Eating away at the plastics problem

Speeding up evolution to recycle plastic.

Plastic in the ocean.

14 February 2020

It is estimated that 88 million tonnes of plastic waste leaks into the oceans each year and there will be more plastics in the ocean than fish by 2050.

Banning single-use plastic is not a solution as this would increase food waste resulting in increased carbon dioxide emissions, contributing to global warming, and burning it would also be environmentally damaging. The sustainable solution is to recycle plastics.

UCL’s approach is that waste is a failure of design, whether that is a failure to design plastics to be reusable, recyclable, or compostable or a failure of infrastructure or economics.

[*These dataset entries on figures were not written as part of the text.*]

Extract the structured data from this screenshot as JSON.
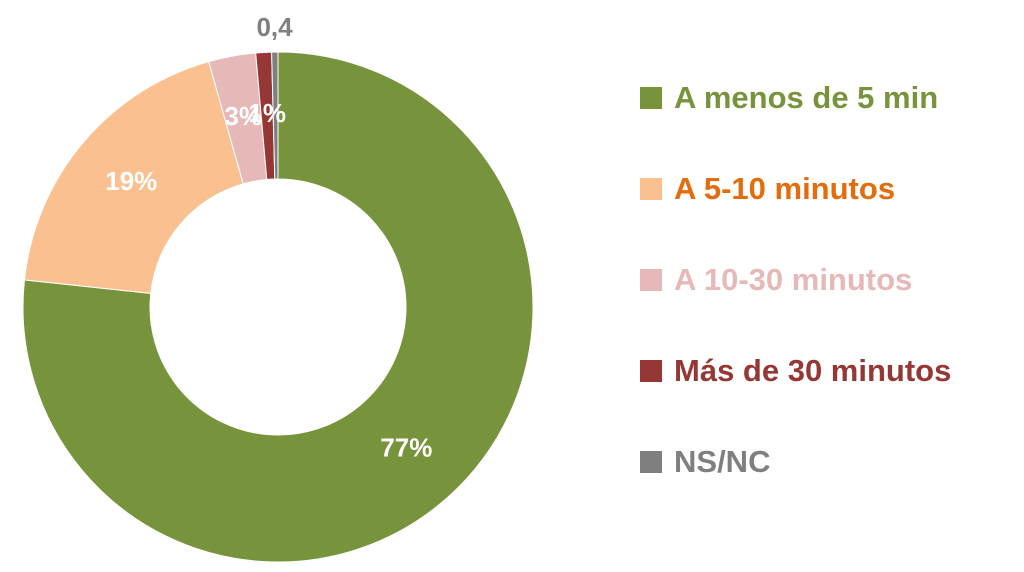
{
  "chart_data": {
    "type": "donut",
    "categories": [
      "A menos de 5 min",
      "A 5-10 minutos",
      "A 10-30 minutos",
      "Más de 30 minutos",
      "NS/NC"
    ],
    "values": [
      77,
      19,
      3,
      1,
      0.4
    ],
    "value_labels": [
      "77%",
      "19%",
      "3%",
      "1%",
      "0,4"
    ],
    "colors": [
      "#77933c",
      "#fac090",
      "#e6b9b8",
      "#953735",
      "#7f7f7f"
    ],
    "text_colors": [
      "#77933c",
      "#e46c0a",
      "#e6b9b8",
      "#953735",
      "#7f7f7f"
    ],
    "legend": "right"
  }
}
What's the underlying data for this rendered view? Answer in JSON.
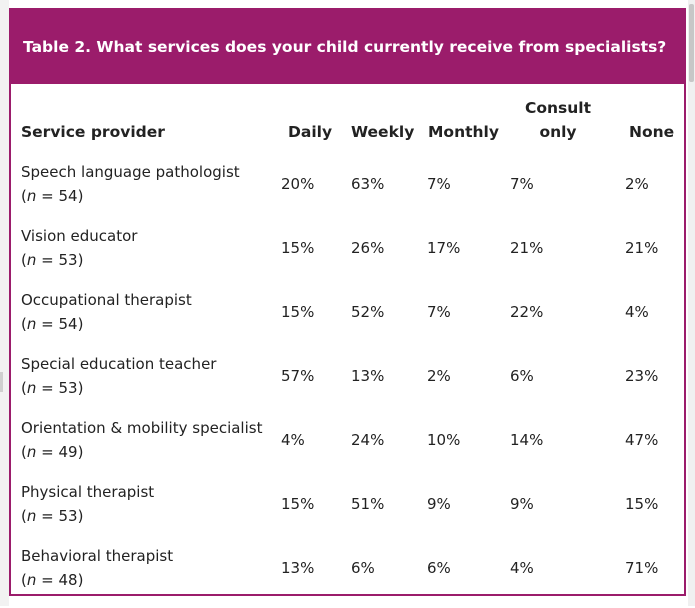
{
  "table": {
    "caption": "Table 2. What services does your child currently receive from specialists?",
    "headers": {
      "provider": "Service provider",
      "daily": "Daily",
      "weekly": "Weekly",
      "monthly": "Monthly",
      "consult_line1": "Consult",
      "consult_line2": "only",
      "none": "None"
    },
    "rows": [
      {
        "name": "Speech language pathologist",
        "n_label": "n",
        "n_rest": " = 54)",
        "daily": "20%",
        "weekly": "63%",
        "monthly": "7%",
        "consult": "7%",
        "none": "2%"
      },
      {
        "name": "Vision educator",
        "n_label": "n",
        "n_rest": " = 53)",
        "daily": "15%",
        "weekly": "26%",
        "monthly": "17%",
        "consult": "21%",
        "none": "21%"
      },
      {
        "name": "Occupational therapist",
        "n_label": "n",
        "n_rest": " = 54)",
        "daily": "15%",
        "weekly": "52%",
        "monthly": "7%",
        "consult": "22%",
        "none": "4%"
      },
      {
        "name": "Special education teacher",
        "n_label": "n",
        "n_rest": " = 53)",
        "daily": "57%",
        "weekly": "13%",
        "monthly": "2%",
        "consult": "6%",
        "none": "23%"
      },
      {
        "name": "Orientation & mobility specialist",
        "n_label": "n",
        "n_rest": " = 49)",
        "daily": "4%",
        "weekly": "24%",
        "monthly": "10%",
        "consult": "14%",
        "none": "47%"
      },
      {
        "name": "Physical therapist",
        "n_label": "n",
        "n_rest": " = 53)",
        "daily": "15%",
        "weekly": "51%",
        "monthly": "9%",
        "consult": "9%",
        "none": "15%"
      },
      {
        "name": "Behavioral therapist",
        "n_label": "n",
        "n_rest": " = 48)",
        "daily": "13%",
        "weekly": "6%",
        "monthly": "6%",
        "consult": "4%",
        "none": "71%"
      }
    ]
  },
  "colors": {
    "accent": "#9b1c6b",
    "text": "#222222"
  }
}
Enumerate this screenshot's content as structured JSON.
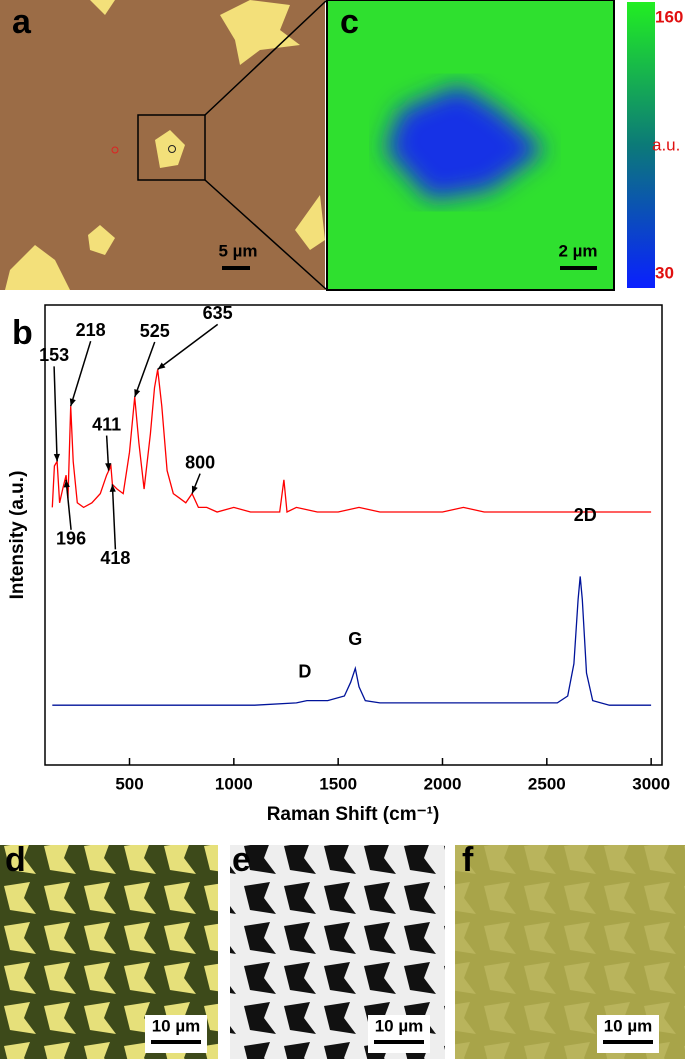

The team in UCL Biochemical Engineering is leading on the development of ways of designing biology to break down waste plastic and then turn it into a material we can use, and do it in a sustainable way.

There are bacteria that can break down plastics, such as Ideonella sakaiensis, by making the enzyme PETase that eats away at the structure of the PET plastic used in plastic water bottles.

What we need to find are more enzymes and microbes that can eat away at other types of plastic, do it faster and make new chemicals and materials.

A major advantage is that they do the work without having to melt the plastic, and without having to use large amounts of energy, large quantities of chemicals, such as acids, making recycling much more sustainable.

The Synthetic Biology team at UCL Biochemical Engineering are using a technique called “accelerated evolution,” sometimes known as test-tube evolution, to speed bacteria’s evolution to create new mutations.

The team will use the same directed evolution to look at ways of taking the biomass and turning it into reusable materials, again in water and in mild, sustainable conditions.

Biochemical engineers will investigate how to “scale-up” the process from laboratory-scale, to mass-manufacture in a factory.